A Bastia Umbra, in provincia di Perugia, nella notte di Ferragosto sì è consumata una tragedia che è stata ripresa e riportata sulla cronaca di tg e giornali nazionali. Si tratta delle morte di un giovane 24 enne spoletino, avvenuta in seguito ad una violenta lite con alcuni giovani del posto dopo una serata passata in un locale della zona.
Mentre il corpo del giovane giaceva ancora a terra coperto da un lenzuolo bianco, nei media, giornalisti e politici sciacalli avevano già dato vita ad un processo mediatico, con tanto di sentenza finale.
Ecco che tre giovani ritenuti responsabili della morte del 24 enne e fermati successivamente dalle forze dell’ordine, vengono descritti come “tre giovani italiani di Bastia e Assisi, ma con origini albanesi”.
Mentre le indagini e gli interrogatori continuano con gli inquirenti che cercano di fare luce sulla morte del giovane di Spoleto, mentre si attende l’autopsia per far chiarezza sulle cause del decesso e mentre ancora si attendono i capi di accusa di chi è stato coinvolto quella sera ed ora si trova in stato di fermo, sui media il messaggio è chiaro “hanno ucciso perché sono albanesi”.
In poche parole la provenienza dei genitori dei ragazzi fermati ha determinato l’esito fatale di quella rissa trasformatasi poi in una terribile tragedia.
I giovani fermati dalle forze dell’ordine, nati e cresciuti in Italia, sono diventati automaticamente l’emblema della comunità albanese in Italia, etichettata come violenta e pericolosa da chi produce informazione e fa politica in questo paese.
Io stesso, Arber Agalliu e tanti altri come me che vivono in Italia da decenni, potremmo avere degli atteggiamenti violenti in quanto italiani, ma di origini albanesi? Perché pare che questo sia il messaggio filtrato dai media.
I commenti apparsi sui social network sono al quanto preoccupanti
Un’intera comunità viene presa di mira, una delle comunità non italiane che da più tempo risiede sul territorio nazionale, una delle comunità più numerose, che con il suo quasi mezzo milione di cittadini regolarmente residenti, da il suo prezioso contributo per migliorare l’economia ed il benessere di questo paese.
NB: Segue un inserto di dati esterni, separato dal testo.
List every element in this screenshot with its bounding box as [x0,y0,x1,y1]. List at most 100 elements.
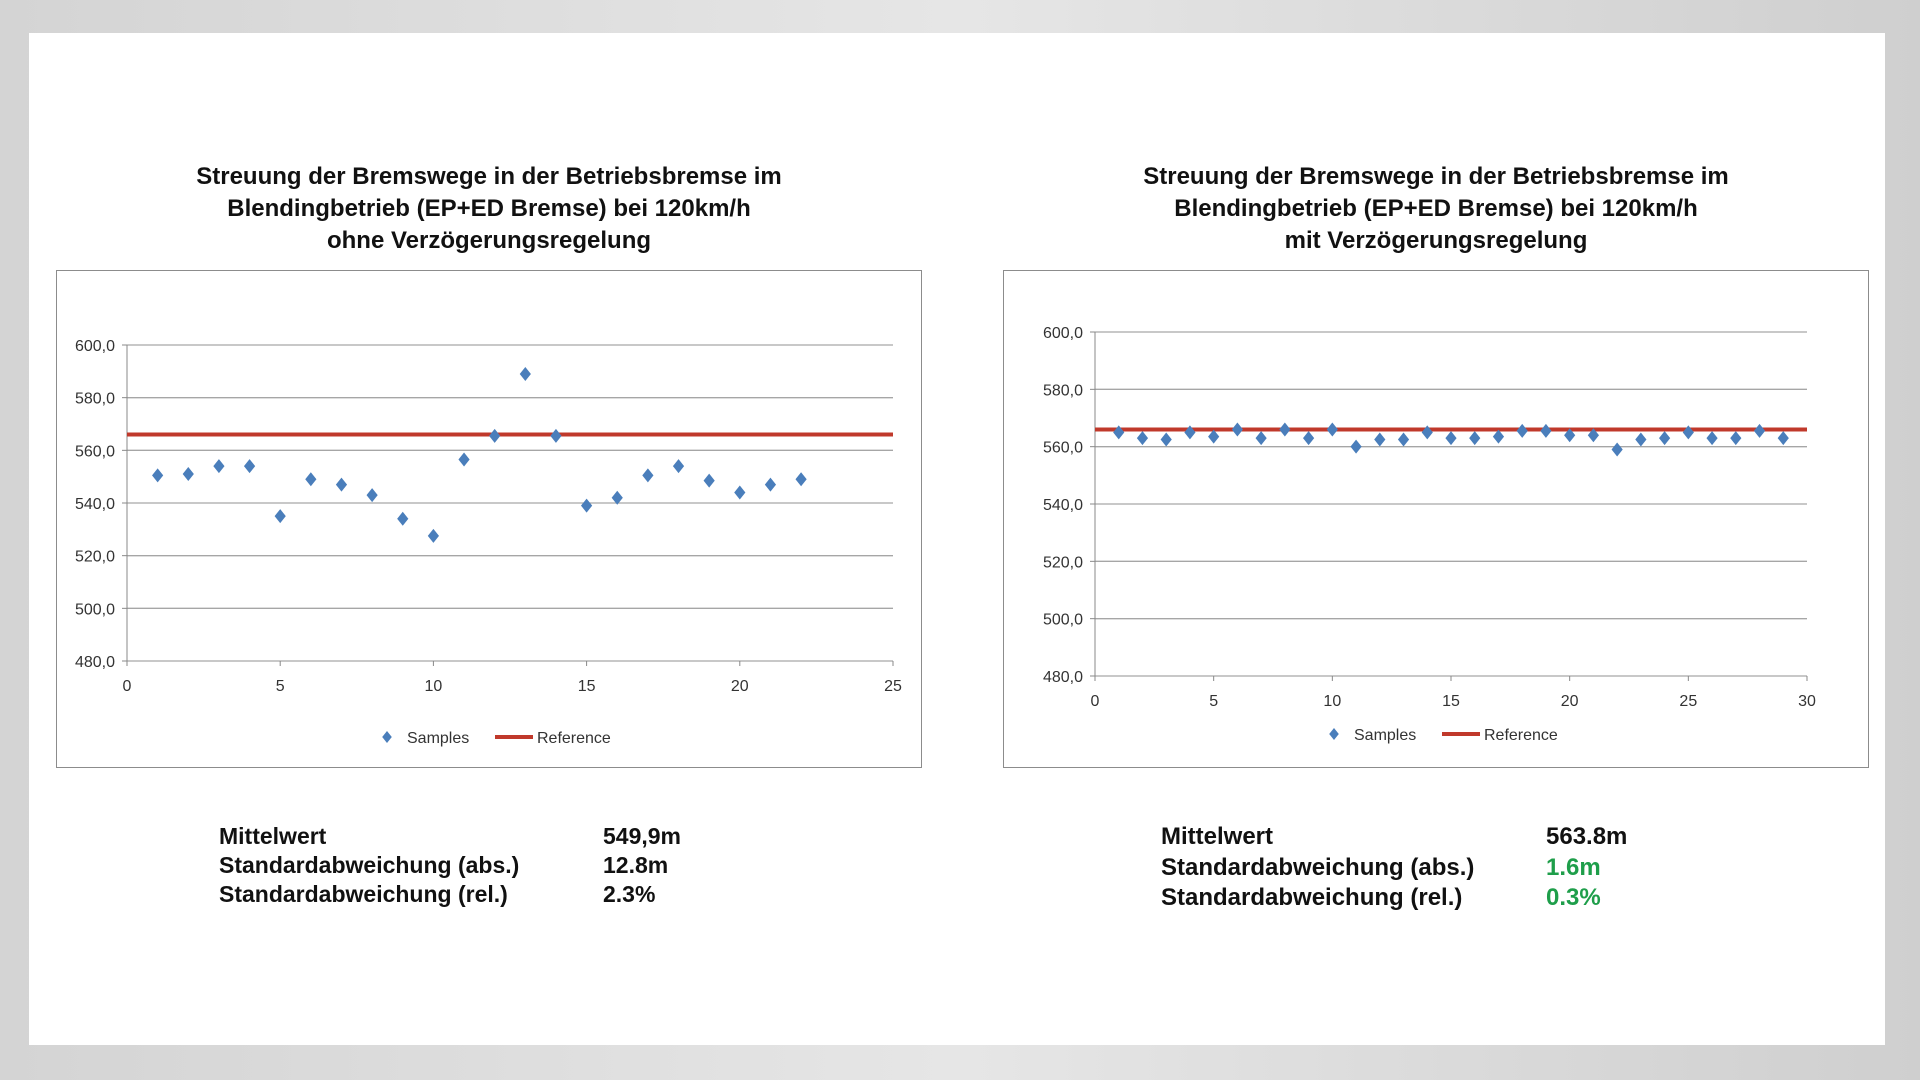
legend-samples-marker [382,731,392,743]
sample-point [1113,425,1125,440]
sample-point [213,459,225,474]
sample-point [1208,429,1220,444]
sample-point [243,459,256,474]
chart-title-line-3: mit Verzögerungsregelung [1284,227,1588,254]
sample-point [1421,425,1433,440]
sample-point [703,473,715,488]
y-tick-label: 480,0 [1043,669,1083,686]
stat-label: Standardabweichung (rel.) [219,881,508,907]
slide: Streuung der Bremswege in der Betriebsbr… [29,33,1885,1045]
y-tick-label: 540,0 [75,496,115,513]
sample-point [1753,423,1766,438]
sample-point [1184,425,1196,440]
stat-label: Mittelwert [219,823,327,849]
chart-title-line-1: Streuung der Bremswege in der Betriebsbr… [196,163,782,190]
y-tick-label: 520,0 [75,549,115,566]
chart-panel-mit: Streuung der Bremswege in der Betriebsbr… [1003,33,1869,1045]
sample-point [1445,431,1457,446]
sample-point [152,468,164,483]
sample-point [611,490,623,505]
legend-samples-label: Samples [1354,727,1416,744]
sample-point [397,511,409,526]
x-tick-label: 15 [578,678,596,695]
y-tick-label: 500,0 [1043,612,1083,629]
y-tick-label: 500,0 [75,601,115,618]
sample-point [182,467,194,482]
y-tick-label: 580,0 [75,391,115,408]
sample-point [1587,428,1599,443]
sample-point [489,428,501,443]
x-tick-label: 0 [1091,693,1100,710]
sample-point [581,498,593,513]
sample-point [1303,431,1315,446]
x-tick-label: 30 [1798,693,1816,710]
chart-area: 480,0 500,0 520,0 540,0 560,0 580,0 600,0 0 5 10 1… [1003,270,1869,768]
stat-label: Mittelwert [1161,823,1274,850]
stat-value: 563.8m [1546,823,1628,850]
x-tick-label: 5 [276,678,285,695]
sample-point [1279,422,1291,437]
y-tick-label: 540,0 [1043,497,1083,514]
x-tick-label: 10 [425,678,443,695]
sample-point [366,488,378,503]
sample-point [305,472,317,487]
sample-point [672,459,685,474]
sample-point [458,452,470,467]
sample-point [1397,432,1410,447]
chart-title-line-1: Streuung der Bremswege in der Betriebsbr… [1143,163,1729,190]
stat-value: 1.6m [1546,854,1601,881]
sample-point [427,528,439,543]
chart-panel-ohne: Streuung der Bremswege in der Betriebsbr… [56,33,922,1045]
sample-point [1635,432,1647,447]
sample-point [1326,422,1338,437]
stat-label: Standardabweichung (abs.) [1161,854,1475,881]
y-tick-label: 560,0 [1043,440,1083,457]
sample-point [519,366,531,381]
sample-point [1682,425,1694,440]
stat-value: 0.3% [1546,884,1601,911]
y-tick-label: 520,0 [1043,554,1083,571]
sample-point [795,472,807,487]
sample-point [1730,431,1742,446]
sample-point [1659,431,1671,446]
chart-title: Streuung der Bremswege in der Betriebsbr… [56,161,922,257]
y-tick-label: 480,0 [75,654,115,671]
x-tick-label: 20 [731,678,749,695]
sample-point [335,477,348,492]
x-tick-label: 5 [1209,693,1218,710]
stat-value: 12.8m [603,852,669,878]
sample-point [1374,432,1386,447]
sample-point [550,428,562,443]
sample-point [1564,428,1576,443]
stat-label: Standardabweichung (abs.) [219,852,520,878]
sample-point [1469,431,1481,446]
sample-point [642,468,654,483]
scatter-plot: 480,0 500,0 520,0 540,0 560,0 580,0 600,0 0 5 10 1… [1043,325,1816,744]
chart-title-line-2: Blendingbetrieb (EP+ED Bremse) bei 120km… [227,195,751,222]
sample-point [1777,431,1789,446]
sample-point [764,477,777,492]
sample-point [1492,429,1505,444]
sample-point [1540,423,1552,438]
sample-point [1350,439,1362,454]
sample-point [1706,431,1718,446]
chart-title: Streuung der Bremswege in der Betriebsbr… [1003,161,1869,257]
y-tick-label: 600,0 [75,338,115,355]
stat-value: 2.3% [603,881,656,907]
x-tick-label: 20 [1561,693,1579,710]
legend-samples-label: Samples [407,730,469,747]
x-tick-label: 15 [1442,693,1460,710]
sample-point [1160,432,1172,447]
chart-area: 480,0 500,0 520,0 540,0 560,0 580,0 600,0 0 5 10 1… [56,270,922,768]
x-tick-label: 25 [884,678,902,695]
sample-point [1516,423,1528,438]
x-tick-label: 10 [1323,693,1341,710]
sample-point [1611,442,1623,457]
chart-title-line-2: Blendingbetrieb (EP+ED Bremse) bei 120km… [1174,195,1698,222]
y-tick-label: 600,0 [1043,325,1083,342]
stat-label: Standardabweichung (rel.) [1161,884,1463,911]
legend-reference-label: Reference [537,730,611,747]
sample-point [274,509,286,524]
chart-title-line-3: ohne Verzögerungsregelung [326,227,652,254]
scatter-plot: 480,0 500,0 520,0 540,0 560,0 580,0 600,0 0 5 10 1… [75,338,902,747]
Ovunque si consumi un reato, a risponderne non dovrebbe essere mai una comunità intera, una comunità che con una fatica enorme, con umiltà e con la dedizione al lavoro è riuscita negli anni a diventare parte del tessuto sociale italiano, a risponderne davanti alla legge dovrebbero essere i singoli individui, che prima di essere etichettati come italiano o albanesi, hanno un nome ed un cognome.
Intanto pare che oltre ai tre ragazzi fermati, anche la vittima avesse origini albanesi, particolare questo non emerso nei post dei politici leghisti che hanno speculato su questa tragedia come sciacalli, alimentando l’odio online e l’hate speech.
Tra i commenti si può leggere come in tanti, tantissimi e italianissimi, che etichettano gli albanesi come “barbari” e violenti, che fino a ieri commentavano indignati i video sul “Kanun”, oggi gridano alla giustizia fai da te e alla vendetta.
In tutto ciò nessuno si è preoccupato di rimanere in silenzio, in silenzio per rispettare il dolore di una famiglia che ha perso un figlio giovanissimo, ma anche il dolore delle altre famiglie coinvolte che hanno visto rovinata per sempre la vita dei loro figli appena maggiorenni.
Quando a rimetterci la vita sono i nostri giovani, vuol dire che il futuro che ci attende non è roseo e questo dovrebbe farci riflettere, tutti.
Come la tradizione albanese vuole, un pensiero ed un abbraccio va alle madri di questi ragazzi, che in maniera differente versano lacrime per i loro figli.